Abenforth deu um risinho e virou a mão da filha - ainda unida junto à dele - à fim de ver mais claramente o anel que brilhava em seu dedo anelar.
-- Oh, sim, o futuro. Se isso for de algum indicativo, você e Thomas estão com alguns planos em andamento, certo?
-- Ele me pediu em casamento, papai. -- ela sorriu com o olhar cúmplice que o pai lhe deu -- De novo. Na verdade, eu já havia dito à ele que havia reconsiderado, mas ele refez o pedido mesmo assim.
-- Fico feliz que esteja feliz. -- o homem puxou a filha para seus braços e a beijou na testa -- Vocês fazem um belo par. Para quando pretendem a cerimônia? Aposto que Zaya insistirá numa enorme festança e -- a princesa enrijeceu a coluna ao ouvir o nome da rainha e seu pai imediatamente notou, interrompeu o abraço e buscou seus olhos -- O que foi?
-- Nada. -- mentiu.
-- Cecilie... -- o pai estreitou os olhos em sua direção, fazendo-a quase se encolher -- Diga-me.

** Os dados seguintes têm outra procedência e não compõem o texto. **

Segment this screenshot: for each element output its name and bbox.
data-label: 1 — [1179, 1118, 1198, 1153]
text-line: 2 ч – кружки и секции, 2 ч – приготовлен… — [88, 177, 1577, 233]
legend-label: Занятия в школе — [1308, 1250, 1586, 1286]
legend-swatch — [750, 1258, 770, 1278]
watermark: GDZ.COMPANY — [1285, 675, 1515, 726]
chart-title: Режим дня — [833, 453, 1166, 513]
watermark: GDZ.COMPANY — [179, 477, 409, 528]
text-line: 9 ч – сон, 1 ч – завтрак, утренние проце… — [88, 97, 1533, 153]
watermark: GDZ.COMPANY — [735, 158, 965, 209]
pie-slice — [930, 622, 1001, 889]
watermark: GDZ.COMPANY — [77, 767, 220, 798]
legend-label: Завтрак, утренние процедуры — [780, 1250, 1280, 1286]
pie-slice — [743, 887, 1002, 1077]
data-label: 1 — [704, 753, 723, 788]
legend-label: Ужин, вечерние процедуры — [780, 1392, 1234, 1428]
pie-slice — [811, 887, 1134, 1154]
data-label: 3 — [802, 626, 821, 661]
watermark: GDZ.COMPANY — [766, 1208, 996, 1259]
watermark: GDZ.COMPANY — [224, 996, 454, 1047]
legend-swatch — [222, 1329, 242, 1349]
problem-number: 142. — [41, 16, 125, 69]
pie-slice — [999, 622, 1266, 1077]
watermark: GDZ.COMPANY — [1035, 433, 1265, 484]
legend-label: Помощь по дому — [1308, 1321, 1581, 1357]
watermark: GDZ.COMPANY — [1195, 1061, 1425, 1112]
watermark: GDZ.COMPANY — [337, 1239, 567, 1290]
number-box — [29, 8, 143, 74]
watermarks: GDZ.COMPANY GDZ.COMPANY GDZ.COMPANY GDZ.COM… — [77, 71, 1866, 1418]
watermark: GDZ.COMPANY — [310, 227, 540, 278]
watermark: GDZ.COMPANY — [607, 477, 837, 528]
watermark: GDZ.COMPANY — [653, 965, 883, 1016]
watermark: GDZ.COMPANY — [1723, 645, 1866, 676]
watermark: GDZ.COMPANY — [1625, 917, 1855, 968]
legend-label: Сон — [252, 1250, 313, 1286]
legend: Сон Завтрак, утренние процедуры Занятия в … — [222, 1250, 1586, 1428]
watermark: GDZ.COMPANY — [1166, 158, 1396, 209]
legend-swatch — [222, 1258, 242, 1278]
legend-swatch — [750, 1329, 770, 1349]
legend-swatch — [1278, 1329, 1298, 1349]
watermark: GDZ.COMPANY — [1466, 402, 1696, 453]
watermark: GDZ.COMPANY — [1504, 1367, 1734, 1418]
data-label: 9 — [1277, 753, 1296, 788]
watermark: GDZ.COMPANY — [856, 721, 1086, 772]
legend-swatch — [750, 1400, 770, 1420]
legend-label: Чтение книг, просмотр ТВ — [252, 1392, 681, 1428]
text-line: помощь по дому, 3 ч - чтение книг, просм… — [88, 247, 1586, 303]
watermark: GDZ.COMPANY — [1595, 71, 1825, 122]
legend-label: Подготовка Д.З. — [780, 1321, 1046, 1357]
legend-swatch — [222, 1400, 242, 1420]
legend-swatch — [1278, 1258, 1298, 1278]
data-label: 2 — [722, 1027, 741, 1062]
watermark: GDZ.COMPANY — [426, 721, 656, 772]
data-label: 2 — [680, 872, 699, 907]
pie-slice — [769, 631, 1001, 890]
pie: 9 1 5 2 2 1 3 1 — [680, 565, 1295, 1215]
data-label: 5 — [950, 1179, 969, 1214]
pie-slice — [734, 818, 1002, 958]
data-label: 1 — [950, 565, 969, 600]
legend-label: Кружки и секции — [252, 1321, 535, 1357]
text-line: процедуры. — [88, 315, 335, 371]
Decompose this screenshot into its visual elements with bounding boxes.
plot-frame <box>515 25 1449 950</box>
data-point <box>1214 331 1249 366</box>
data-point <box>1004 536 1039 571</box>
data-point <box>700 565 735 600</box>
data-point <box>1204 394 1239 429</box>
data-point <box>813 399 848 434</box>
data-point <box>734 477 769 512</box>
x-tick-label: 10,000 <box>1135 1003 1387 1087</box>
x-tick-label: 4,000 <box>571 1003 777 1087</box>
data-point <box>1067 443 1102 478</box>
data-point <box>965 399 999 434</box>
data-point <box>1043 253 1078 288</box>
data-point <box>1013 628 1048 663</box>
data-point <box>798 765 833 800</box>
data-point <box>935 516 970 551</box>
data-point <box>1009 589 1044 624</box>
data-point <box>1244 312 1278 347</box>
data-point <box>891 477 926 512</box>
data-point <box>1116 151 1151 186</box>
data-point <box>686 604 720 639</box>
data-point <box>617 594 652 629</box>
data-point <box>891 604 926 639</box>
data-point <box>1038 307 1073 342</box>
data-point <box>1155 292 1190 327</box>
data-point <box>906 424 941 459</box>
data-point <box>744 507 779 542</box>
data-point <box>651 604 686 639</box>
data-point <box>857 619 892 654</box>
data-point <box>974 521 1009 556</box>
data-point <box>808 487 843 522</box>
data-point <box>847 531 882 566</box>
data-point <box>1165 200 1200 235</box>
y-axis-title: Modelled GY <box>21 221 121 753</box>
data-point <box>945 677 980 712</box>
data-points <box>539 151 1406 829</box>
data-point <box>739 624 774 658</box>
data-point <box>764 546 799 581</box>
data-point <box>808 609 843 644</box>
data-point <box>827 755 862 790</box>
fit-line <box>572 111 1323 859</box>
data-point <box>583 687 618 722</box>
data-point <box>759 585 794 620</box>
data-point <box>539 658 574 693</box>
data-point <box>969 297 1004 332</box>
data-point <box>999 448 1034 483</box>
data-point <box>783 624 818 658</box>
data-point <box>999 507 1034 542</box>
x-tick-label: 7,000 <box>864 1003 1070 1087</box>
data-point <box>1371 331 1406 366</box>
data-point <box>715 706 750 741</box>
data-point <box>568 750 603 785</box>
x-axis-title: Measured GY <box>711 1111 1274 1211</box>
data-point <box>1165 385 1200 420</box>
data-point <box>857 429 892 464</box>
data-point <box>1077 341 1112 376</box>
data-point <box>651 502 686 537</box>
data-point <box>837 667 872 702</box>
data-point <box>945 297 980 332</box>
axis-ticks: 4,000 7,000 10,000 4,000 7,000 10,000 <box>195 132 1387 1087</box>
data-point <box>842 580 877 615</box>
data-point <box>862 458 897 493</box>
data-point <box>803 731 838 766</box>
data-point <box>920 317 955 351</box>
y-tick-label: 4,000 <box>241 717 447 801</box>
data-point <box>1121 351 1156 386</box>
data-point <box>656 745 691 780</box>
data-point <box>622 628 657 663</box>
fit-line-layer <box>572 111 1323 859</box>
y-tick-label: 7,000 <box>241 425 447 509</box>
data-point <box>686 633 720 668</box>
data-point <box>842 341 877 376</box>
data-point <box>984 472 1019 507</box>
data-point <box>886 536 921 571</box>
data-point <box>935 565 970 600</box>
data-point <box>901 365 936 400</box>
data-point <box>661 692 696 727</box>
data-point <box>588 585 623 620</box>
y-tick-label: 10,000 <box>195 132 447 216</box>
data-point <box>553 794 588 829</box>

-- Não é nada, papai... -- se apressou à desconversar -- Eu só gostaria de uma cerimônia mais íntima, acho.
-- Um casamento real, querida, é importante para os suditos também. Ainda mais em tempos tão difíceis quanto ao fim de uma guerra. Um evento desses tem o poder de ajudá-los a recuperar a fé no amor e a confiança na monarquia.
-- Irei pensar melhor à respeito, papai. Por enquanto, prefiro me ater ao planejamento da cerimônia em respeito às vítimas da guerra.
-- Não se preocupe com isso, já está tudo sendo resolvido, querida. Aquele bando de ladys estavam ociosas demais e aceitaram ávidas a tarefa do planejamento do evento.
-- Ótimo, tenho certeza que elas são mais experientes e capazes que eu nisso. -- riu-se e o pai pareceu encantado.
-- Você é tão linda quanto sua mãe. E tem a risada dela... -- de repente seu olhar cinzento tornou-se distante e repleto de saudade.
O silêncio reinou por um momento enquanto Cecilie o observava, imaginando se deveria deixá-lo a par de suas descobertas e desconfianças. Decidiu que não, pois o pai já havia sofrido o suficiente nos últimos anos e ela só lhe diria a verdade quando tivesse absoluta certeza de todos os envolvidos na morte de sua mãe.
-- Eu sinto falta dela. -- confidenciou num sussurro partido -- Tanta falta, pai.
-- Eu também, pequenina. -- a voz do rei soou igualmente ferida -- Eu também.
Aquela dor que compartilhavam era algo que nunca superariam, ela percebeu. Mas haveria uma sensação de paz quando a justiça fosse feita, disso tinha certeza.
-- Bem, eu devo ir agora se o senhor me liberar. -- disse já se levantando.
-- Claro, filha. O Conselho se reunirá em breve, onde eu repassarei as informações que me deu. Ia lhe perguntar se gostaria de aparecer, mas vejo que tem seus próprios compromissos. -- arqueou uma sobrancelha visivelmente curioso, mas a princesa notou com gratidão que o pai respeitaria sua privacidade.
-- Sim, mas não é nada que não possa ser remarcado. Além do mais, assuntos do reino são muito mais importantes, papai, eu ficarei honrada em participar da reunião do Conselho.
-- Excelente, querida. -- o rei lhe estendeu o braço num convite, e rapidamente a princesa entrelaçou seu braço ao dele -- Vamos, então?
Enquanto rumavam à sala de reuniões Abenforth olhou de soslaio para a filha, que imediatamente captou o movimento. Quando os cinzas dela cruzaram com os cinzas dele, a mulher notou que os olhos do rei brilhavam com o mais puro orgulho e admiração, o que lhe garantia que suas intenções seguiam perfeitamente conforme o planejado.